China's network of 300 Confucius Institutes - including 11 on British university campuses - can be a lucrative source of funds for universities but are exempt from many of the basic rules governing academic discourse.
They are designed to project a favourable image of China's ruling Communist Party around the world through language and cultural programmes, but are allowed to restrict discussions of unpalatable topics, such as the occupation of Tibet. "Most agreements establishing Confucius Institutes feature nondisclosure clauses and unacceptable concessions to the political aims and practices of the government of China," the AAUP statement added. "Specifically, North American universities permit Confucius Institutes to advance a state agenda in the recruitment and control of academic staff, in the choice of curriculum, and in the restriction of debate."

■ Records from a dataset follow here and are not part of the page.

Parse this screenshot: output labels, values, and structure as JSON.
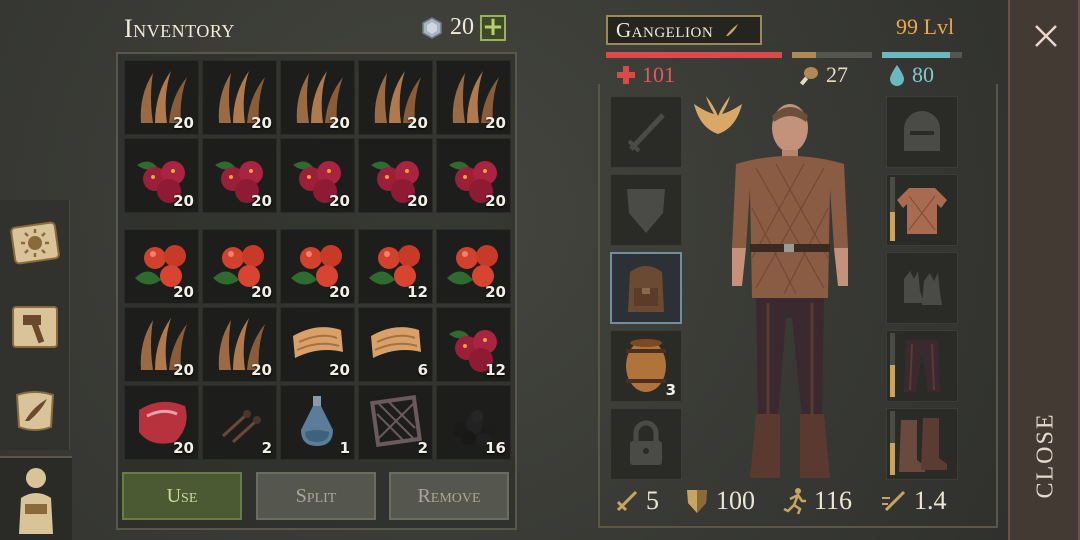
{
  "inventory": {
    "title": "Inventory",
    "currency_value": "20",
    "currency_icon": "gem-icon",
    "add_currency_label": "+",
    "slots": [
      {
        "item": "dried-fiber",
        "qty": "20"
      },
      {
        "item": "dried-fiber",
        "qty": "20"
      },
      {
        "item": "dried-fiber",
        "qty": "20"
      },
      {
        "item": "dried-fiber",
        "qty": "20"
      },
      {
        "item": "dried-fiber",
        "qty": "20"
      },
      {
        "item": "cranberries",
        "qty": "20"
      },
      {
        "item": "cranberries",
        "qty": "20"
      },
      {
        "item": "cranberries",
        "qty": "20"
      },
      {
        "item": "cranberries",
        "qty": "20"
      },
      {
        "item": "cranberries",
        "qty": "20"
      },
      {
        "item": "red-berries",
        "qty": "20"
      },
      {
        "item": "red-berries",
        "qty": "20"
      },
      {
        "item": "red-berries",
        "qty": "20"
      },
      {
        "item": "red-berries",
        "qty": "12"
      },
      {
        "item": "red-berries",
        "qty": "20"
      },
      {
        "item": "dried-fiber",
        "qty": "20"
      },
      {
        "item": "dried-fiber",
        "qty": "20"
      },
      {
        "item": "cloth",
        "qty": "20"
      },
      {
        "item": "cloth",
        "qty": "6"
      },
      {
        "item": "cranberries",
        "qty": "12"
      },
      {
        "item": "raw-meat",
        "qty": "20"
      },
      {
        "item": "nails",
        "qty": "2"
      },
      {
        "item": "flask",
        "qty": "1"
      },
      {
        "item": "iron-grate",
        "qty": "2"
      },
      {
        "item": "coal",
        "qty": "16"
      }
    ]
  },
  "actions": {
    "use_label": "Use",
    "split_label": "Split",
    "remove_label": "Remove"
  },
  "character": {
    "name": "Gangelion",
    "level": "99 Lvl",
    "health": "101",
    "hunger": "27",
    "thirst": "80",
    "health_fraction": 1.0,
    "hunger_fraction": 0.3,
    "thirst_fraction": 0.85,
    "left_equipment": [
      {
        "slot": "weapon",
        "icon": "sword-icon",
        "qty": ""
      },
      {
        "slot": "shield",
        "icon": "shield-icon",
        "qty": ""
      },
      {
        "slot": "backpack",
        "icon": "backpack-icon",
        "qty": ""
      },
      {
        "slot": "barrel",
        "icon": "barrel-icon",
        "qty": "3"
      },
      {
        "slot": "locked",
        "icon": "lock-icon",
        "qty": ""
      }
    ],
    "right_equipment": [
      {
        "slot": "helmet",
        "icon": "helmet-icon",
        "durability": null
      },
      {
        "slot": "chest",
        "icon": "jacket-icon",
        "durability": 0.45
      },
      {
        "slot": "gloves",
        "icon": "gloves-icon",
        "durability": null
      },
      {
        "slot": "legs",
        "icon": "pants-icon",
        "durability": 0.5
      },
      {
        "slot": "boots",
        "icon": "boots-icon",
        "durability": 0.5
      }
    ],
    "stats": {
      "attack": "5",
      "armor": "100",
      "speed": "116",
      "multiplier": "1.4"
    }
  },
  "close_label": "CLOSE",
  "colors": {
    "health": "#d94a4a",
    "hunger": "#b08a52",
    "thirst": "#6ab8c0",
    "level": "#e9a84a"
  }
}
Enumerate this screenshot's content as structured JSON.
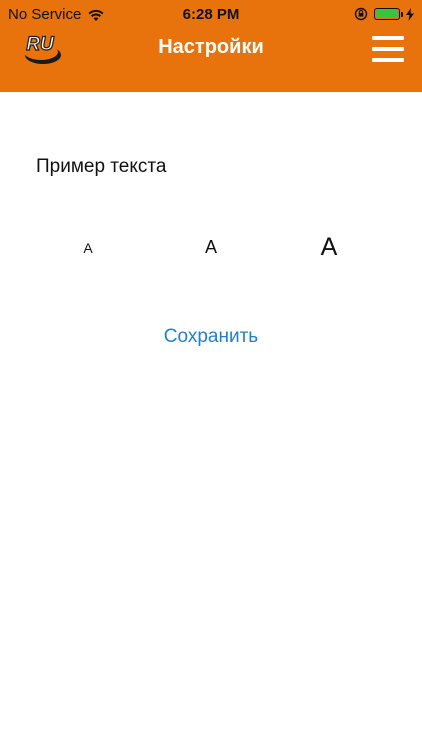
{
  "status_bar": {
    "carrier": "No Service",
    "time": "6:28 PM",
    "wifi_icon": "wifi-icon",
    "lock_icon": "orientation-lock-icon",
    "battery_icon": "battery-icon",
    "charging_icon": "charging-bolt-icon",
    "battery_level": 1.0
  },
  "nav": {
    "logo_text": "RU",
    "title": "Настройки",
    "menu_icon": "hamburger-menu-icon"
  },
  "content": {
    "sample_text": "Пример текста",
    "font_sizes": {
      "small": "A",
      "medium": "A",
      "large": "A"
    },
    "save_label": "Сохранить"
  },
  "colors": {
    "brand": "#E8730C",
    "link": "#1E7FD6",
    "background": "#FFFFFF"
  }
}
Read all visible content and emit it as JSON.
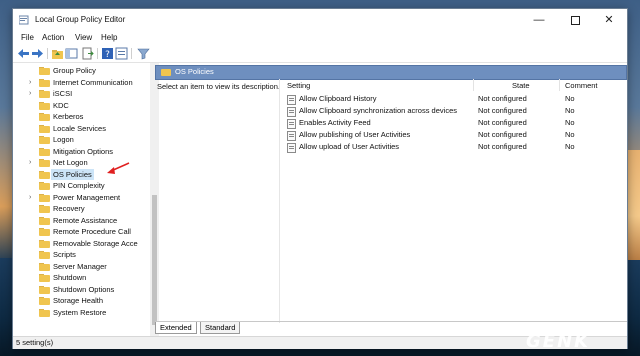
{
  "window": {
    "title": "Local Group Policy Editor"
  },
  "menu": [
    "File",
    "Action",
    "View",
    "Help"
  ],
  "toolbar": {
    "icons": [
      "back-arrow-icon",
      "forward-arrow-icon",
      "up-folder-icon",
      "show-hide-tree-icon",
      "export-list-icon",
      "help-icon",
      "properties-icon",
      "filter-icon"
    ]
  },
  "tree": {
    "items": [
      {
        "label": "Group Policy",
        "expandable": false
      },
      {
        "label": "Internet Communication",
        "expandable": true
      },
      {
        "label": "iSCSI",
        "expandable": true
      },
      {
        "label": "KDC",
        "expandable": false
      },
      {
        "label": "Kerberos",
        "expandable": false
      },
      {
        "label": "Locale Services",
        "expandable": false
      },
      {
        "label": "Logon",
        "expandable": false
      },
      {
        "label": "Mitigation Options",
        "expandable": false
      },
      {
        "label": "Net Logon",
        "expandable": true
      },
      {
        "label": "OS Policies",
        "expandable": false,
        "selected": true
      },
      {
        "label": "PIN Complexity",
        "expandable": false
      },
      {
        "label": "Power Management",
        "expandable": true
      },
      {
        "label": "Recovery",
        "expandable": false
      },
      {
        "label": "Remote Assistance",
        "expandable": false
      },
      {
        "label": "Remote Procedure Call",
        "expandable": false
      },
      {
        "label": "Removable Storage Acce",
        "expandable": false
      },
      {
        "label": "Scripts",
        "expandable": false
      },
      {
        "label": "Server Manager",
        "expandable": false
      },
      {
        "label": "Shutdown",
        "expandable": false
      },
      {
        "label": "Shutdown Options",
        "expandable": false
      },
      {
        "label": "Storage Health",
        "expandable": false
      },
      {
        "label": "System Restore",
        "expandable": false
      }
    ]
  },
  "pane": {
    "header_title": "OS Policies",
    "description": "Select an item to view its description.",
    "columns": {
      "setting": "Setting",
      "state": "State",
      "comment": "Comment"
    },
    "rows": [
      {
        "setting": "Allow Clipboard History",
        "state": "Not configured",
        "comment": "No"
      },
      {
        "setting": "Allow Clipboard synchronization across devices",
        "state": "Not configured",
        "comment": "No"
      },
      {
        "setting": "Enables Activity Feed",
        "state": "Not configured",
        "comment": "No"
      },
      {
        "setting": "Allow publishing of User Activities",
        "state": "Not configured",
        "comment": "No"
      },
      {
        "setting": "Allow upload of User Activities",
        "state": "Not configured",
        "comment": "No"
      }
    ]
  },
  "tabs": {
    "extended": "Extended",
    "standard": "Standard"
  },
  "status": {
    "text": "5 setting(s)"
  },
  "watermark": {
    "text": "GENK"
  },
  "colors": {
    "accent": "#6e8fbf",
    "folder": "#f0c54f",
    "annotation_arrow": "#e02020",
    "selection": "#cce4f7"
  }
}
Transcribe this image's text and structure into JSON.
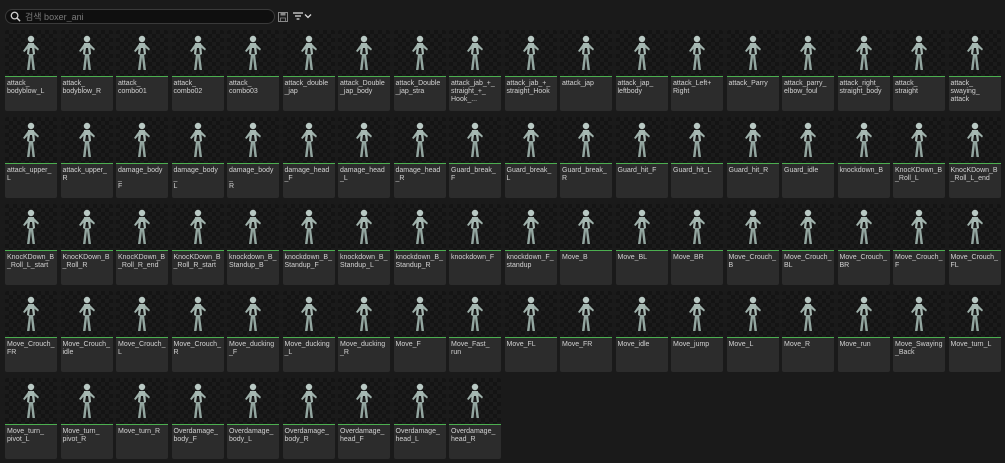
{
  "search": {
    "placeholder": "검색 boxer_ani"
  },
  "icons": {
    "search": "search-icon",
    "save": "save-icon",
    "filter": "filter-icon",
    "dropdown": "chevron-down-icon",
    "asset": "animation-figure-icon"
  },
  "colors": {
    "accent": "#4caf50",
    "tile_bg": "#2c2c2c",
    "thumb_bg": "#141414"
  },
  "assets": [
    "attack_\nbodyblow_L",
    "attack_\nbodyblow_R",
    "attack_\ncombo01",
    "attack_\ncombo02",
    "attack_\ncombo03",
    "attack_double\n_jap",
    "attack_Double\n_jap_body",
    "attack_Double\n_jap_stra",
    "attack_jab_+_\nstraight_+_\nHook_...",
    "attack_jab_+_\nstraight_Hook",
    "attack_jap",
    "attack_jap_\nleftbody",
    "attack_Left+\nRight",
    "attack_Parry",
    "attack_parry_\nelbow_foul",
    "attack_right_\nstraight_body",
    "attack_\nstraight",
    "attack_\nswaying_\nattack",
    "attack_upper_\nL",
    "attack_upper_\nR",
    "damage_body_\nF",
    "damage_body_\nL",
    "damage_body_\nR",
    "damage_head\n_F",
    "damage_head\n_L",
    "damage_head\n_R",
    "Guard_break_\nF",
    "Guard_break_\nL",
    "Guard_break_\nR",
    "Guard_hit_F",
    "Guard_hit_L",
    "Guard_hit_R",
    "Guard_idle",
    "knockdown_B",
    "KnocKDown_B\n_Roll_L",
    "KnocKDown_B\n_Roll_L_end",
    "KnocKDown_B\n_Roll_L_start",
    "KnocKDown_B\n_Roll_R",
    "KnocKDown_B\n_Roll_R_end",
    "KnocKDown_B\n_Roll_R_start",
    "knockdown_B_\nStandup_B",
    "knockdown_B_\nStandup_F",
    "knockdown_B_\nStandup_L",
    "knockdown_B_\nStandup_R",
    "knockdown_F",
    "knockdown_F_\nstandup",
    "Move_B",
    "Move_BL",
    "Move_BR",
    "Move_Crouch_\nB",
    "Move_Crouch_\nBL",
    "Move_Crouch_\nBR",
    "Move_Crouch_\nF",
    "Move_Crouch_\nFL",
    "Move_Crouch_\nFR",
    "Move_Crouch_\nidle",
    "Move_Crouch_\nL",
    "Move_Crouch_\nR",
    "Move_ducking\n_F",
    "Move_ducking\n_L",
    "Move_ducking\n_R",
    "Move_F",
    "Move_Fast_\nrun",
    "Move_FL",
    "Move_FR",
    "Move_idle",
    "Move_jump",
    "Move_L",
    "Move_R",
    "Move_run",
    "Move_Swaying\n_Back",
    "Move_turn_L",
    "Move_turn_\npivot_L",
    "Move_turn_\npivot_R",
    "Move_turn_R",
    "Overdamage_\nbody_F",
    "Overdamage_\nbody_L",
    "Overdamage_\nbody_R",
    "Overdamage_\nhead_F",
    "Overdamage_\nhead_L",
    "Overdamage_\nhead_R"
  ]
}
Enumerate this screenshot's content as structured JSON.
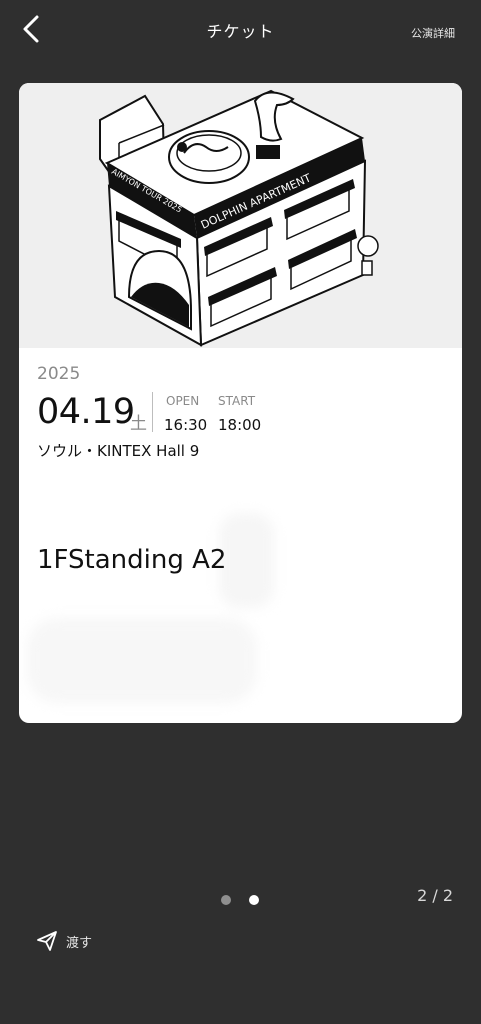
{
  "header": {
    "title": "チケット",
    "details_link": "公演詳細"
  },
  "ticket": {
    "artwork": {
      "building_sign": "DOLPHIN APARTMENT",
      "tour_text": "AIMYON TOUR 2025"
    },
    "year": "2025",
    "date": "04.19",
    "weekday": "土",
    "open_label": "OPEN",
    "open_time": "16:30",
    "start_label": "START",
    "start_time": "18:00",
    "venue": "ソウル・KINTEX Hall 9",
    "seat": "1FStanding A2"
  },
  "pager": {
    "count": "2 / 2",
    "total_pages": 2,
    "active_page": 2
  },
  "footer": {
    "transfer_label": "渡す"
  },
  "colors": {
    "background": "#2f2f2f",
    "card": "#ffffff"
  },
  "icons": [
    "back-icon",
    "send-icon"
  ]
}
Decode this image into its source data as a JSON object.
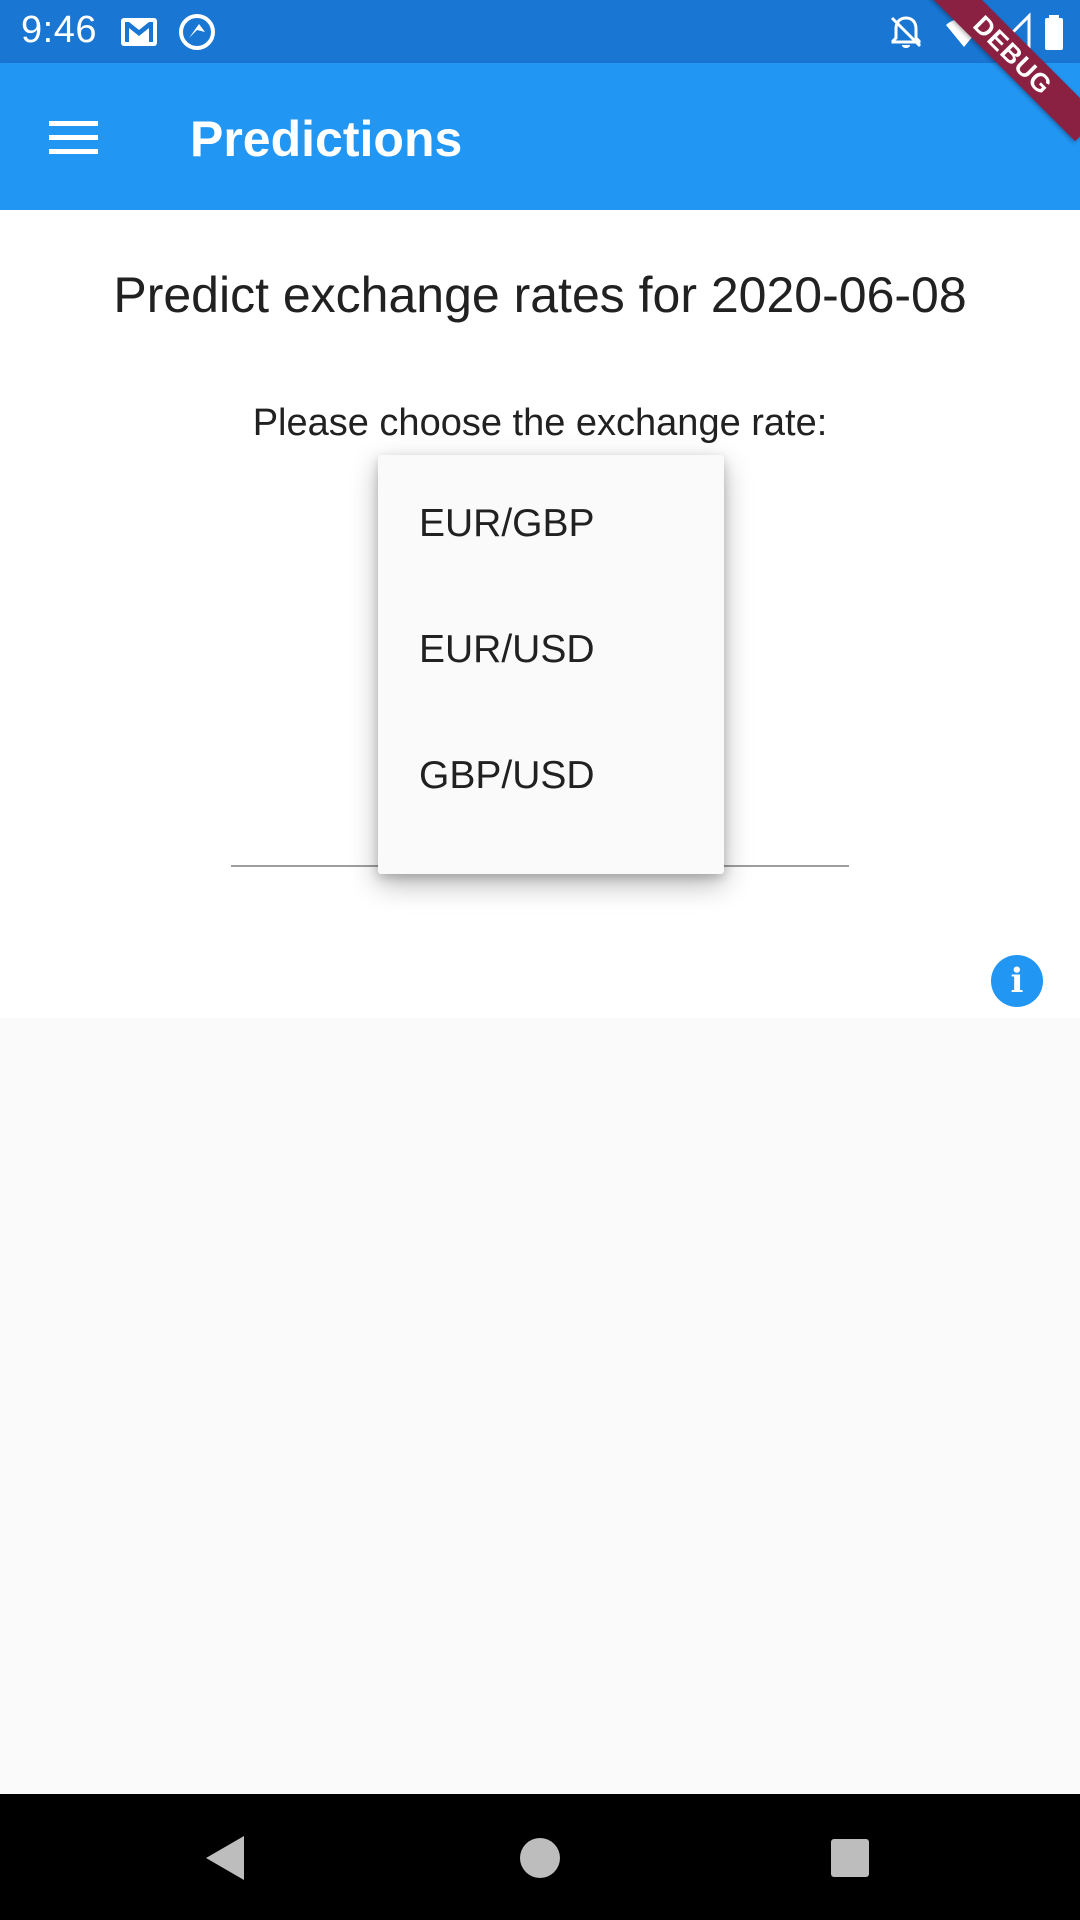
{
  "status_bar": {
    "time": "9:46",
    "icons": [
      "gmail-icon",
      "assistant-icon",
      "notifications-off-icon",
      "wifi-icon",
      "signal-icon",
      "battery-icon"
    ]
  },
  "debug_banner": "DEBUG",
  "app_bar": {
    "title": "Predictions",
    "menu_icon": "menu-icon"
  },
  "main": {
    "heading": "Predict exchange rates for 2020-06-08",
    "prompt": "Please choose the exchange rate:"
  },
  "dropdown": {
    "options": [
      "EUR/GBP",
      "EUR/USD",
      "GBP/USD"
    ]
  },
  "info_button": {
    "glyph": "i",
    "icon": "info-icon"
  },
  "nav_bar": {
    "icons": [
      "back-icon",
      "home-icon",
      "recents-icon"
    ]
  },
  "colors": {
    "primary": "#2196f3",
    "primary_dark": "#1976d2",
    "debug_banner": "#8b2142"
  }
}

Concerns over how China uses its vast cash resources to buy influence in academia have been mounting in recent years. Earlier this month, The Daily Telegraph disclosed that Cambridge University had allowed a charitable foundation linked to China's former prime minister Wen Jiabao to endow a chair of Chinese development studies.
The universities of Edinburgh, Manchester, Cardiff, Central Wales, Nottingham, Sheffield, SOAS, the London School of Economics, London South Bank University, Liverpool and Central Lancashire are all listed as having Confucius Institutes.
In the past, China has batted away criticism of the institutes.
In 2012, the Chinese ambassador to London accused critics of submitting to "Cold War thinking" after Christopher Hughes, a China expert at the London School of Economics, raised concerns about hosting such centres following a scandal over LSE's acceptance of funding from the regime of the Libyan dictator Muammar Gaddafi.
Similar concerns were raised earlier this month in Toronto, Canada, after trustees of the Toronto District School Board's new Confucius Institute recommended suspending its partnership with the Chinese government because of concerns over censorship.